Objectives: This study sought to evaluate the differential effects of ex vivo exposure to a more potent PBDE congener, BDE-49, on immune function in peripheral blood mononuclear cells (PBMCs) isolated from children ages 2-5 yrs with ASD (ASD= 31, M=33, F=8) and compared with age-matched typically developing controls (TD= 53, M=44, F=10).
Methods: Isolated PBMCs were exposed ex vivo for 4 hours to 250 nM, 50 nM BDE-49, or DMSO as a vehicle control, prior to challenge with bacterial lipopolysaccharide (LPS), an innate immune cell activator, or the T cell mitogen, phytohemagglutin A (PHA). After exposure for 48 hrs, cytokine and chemokine levels from cell supernatants were analyzed via a 21-multiplex bead-based assay.
Results: Preliminary results indicate that when adjusted for child’s sex for both subject groups, BDE-49 exposure at 250nM had an increase effect on the adaptive and innate immune response for production of inflammatory cytokines such as IFN-gamma, IL-1a, and the chemokines MIP-1a, MIP-1b and MCP-1. When diagnosis was taken into account, ex vivo exposure of PBMCs to BDE-49 at 250nM resulted in a differential immune response in children with ASD compared to TD. Activation of T cells from children with ASD exposed to 250nM BDE-49 resulted in a significant decrease for the production of MIP-1b and IL-1a compared to TD. In activated monocytes/macrophages there was a significant decrease for the production of MIP-1b.

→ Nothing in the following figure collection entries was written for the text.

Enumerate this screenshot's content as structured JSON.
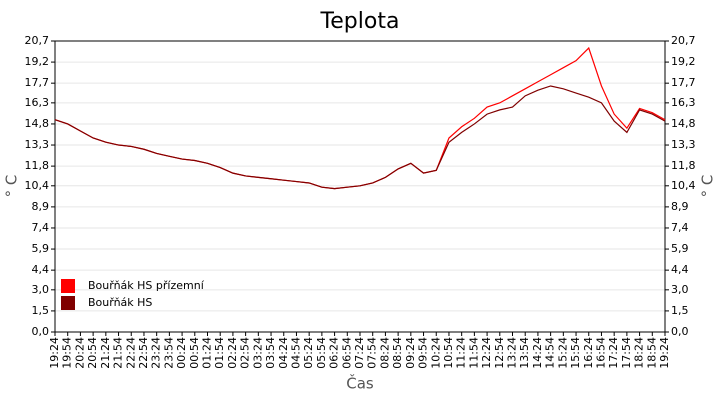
{
  "chart_data": {
    "type": "line",
    "title": "Teplota",
    "xlabel": "Čas",
    "ylabel": "° C",
    "y2label": "° C",
    "categories": [
      "19:24",
      "19:54",
      "20:24",
      "20:54",
      "21:24",
      "21:54",
      "22:24",
      "22:54",
      "23:24",
      "23:54",
      "00:24",
      "00:54",
      "01:24",
      "01:54",
      "02:24",
      "02:54",
      "03:24",
      "03:54",
      "04:24",
      "04:54",
      "05:24",
      "05:54",
      "06:24",
      "06:54",
      "07:24",
      "07:54",
      "08:24",
      "08:54",
      "09:24",
      "09:54",
      "10:24",
      "10:54",
      "11:24",
      "11:54",
      "12:24",
      "12:54",
      "13:24",
      "13:54",
      "14:24",
      "14:54",
      "15:24",
      "15:54",
      "16:24",
      "16:54",
      "17:24",
      "17:54",
      "18:24",
      "18:54",
      "19:24"
    ],
    "series": [
      {
        "name": "Bouřňák HS přízemní",
        "color": "#ff0000",
        "values": [
          15.1,
          14.8,
          14.3,
          13.8,
          13.5,
          13.3,
          13.2,
          13.0,
          12.7,
          12.5,
          12.3,
          12.2,
          12.0,
          11.7,
          11.3,
          11.1,
          11.0,
          10.9,
          10.8,
          10.7,
          10.6,
          10.3,
          10.2,
          10.3,
          10.4,
          10.6,
          11.0,
          11.6,
          12.0,
          11.3,
          11.5,
          13.8,
          14.6,
          15.2,
          16.0,
          16.3,
          16.8,
          17.3,
          17.8,
          18.3,
          18.8,
          19.3,
          20.2,
          17.5,
          15.5,
          14.5,
          15.9,
          15.6,
          15.1
        ]
      },
      {
        "name": "Bouřňák HS",
        "color": "#800000",
        "values": [
          15.1,
          14.8,
          14.3,
          13.8,
          13.5,
          13.3,
          13.2,
          13.0,
          12.7,
          12.5,
          12.3,
          12.2,
          12.0,
          11.7,
          11.3,
          11.1,
          11.0,
          10.9,
          10.8,
          10.7,
          10.6,
          10.3,
          10.2,
          10.3,
          10.4,
          10.6,
          11.0,
          11.6,
          12.0,
          11.3,
          11.5,
          13.5,
          14.2,
          14.8,
          15.5,
          15.8,
          16.0,
          16.8,
          17.2,
          17.5,
          17.3,
          17.0,
          16.7,
          16.3,
          15.0,
          14.2,
          15.8,
          15.5,
          15.0
        ]
      }
    ],
    "ylim": [
      0,
      20.7
    ],
    "yticks": [
      {
        "value": 0,
        "label": "0,0"
      },
      {
        "value": 1.5,
        "label": "1,5"
      },
      {
        "value": 3.0,
        "label": "3,0"
      },
      {
        "value": 4.4,
        "label": "4,4"
      },
      {
        "value": 5.9,
        "label": "5,9"
      },
      {
        "value": 7.4,
        "label": "7,4"
      },
      {
        "value": 8.9,
        "label": "8,9"
      },
      {
        "value": 10.4,
        "label": "10,4"
      },
      {
        "value": 11.8,
        "label": "11,8"
      },
      {
        "value": 13.3,
        "label": "13,3"
      },
      {
        "value": 14.8,
        "label": "14,8"
      },
      {
        "value": 16.3,
        "label": "16,3"
      },
      {
        "value": 17.7,
        "label": "17,7"
      },
      {
        "value": 19.2,
        "label": "19,2"
      },
      {
        "value": 20.7,
        "label": "20,7"
      }
    ],
    "y2lim": [
      0,
      20.7
    ],
    "y2ticks": [
      {
        "value": 0,
        "label": "0,0"
      },
      {
        "value": 1.5,
        "label": "1,5"
      },
      {
        "value": 3.0,
        "label": "3,0"
      },
      {
        "value": 4.4,
        "label": "4,4"
      },
      {
        "value": 5.9,
        "label": "5,9"
      },
      {
        "value": 7.4,
        "label": "7,4"
      },
      {
        "value": 8.9,
        "label": "8,9"
      },
      {
        "value": 10.4,
        "label": "10,4"
      },
      {
        "value": 11.8,
        "label": "11,8"
      },
      {
        "value": 13.3,
        "label": "13,3"
      },
      {
        "value": 14.8,
        "label": "14,8"
      },
      {
        "value": 16.3,
        "label": "16,3"
      },
      {
        "value": 17.7,
        "label": "17,7"
      },
      {
        "value": 19.2,
        "label": "19,2"
      },
      {
        "value": 20.7,
        "label": "20,7"
      }
    ],
    "grid": true,
    "legend": "lower left"
  }
}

Conclusions: Ex vivo exposure of PBMCs from a pediatric population to BDE-49 had global effects on the production of certain cytokines and chemokines, regardless of diagnosis. Of particular interest, there was a differential effect of BDE-49 exposure on PBMC from children with ASD compared to the TD controls for some cytokines and, in particular, the chemokine, MIP-1b which has been shown to be elevated in Alzheimer brain tissue. These findings may aid in a better understanding of the interplay between immunological and environmental factors and their combined role in the etiology of autism.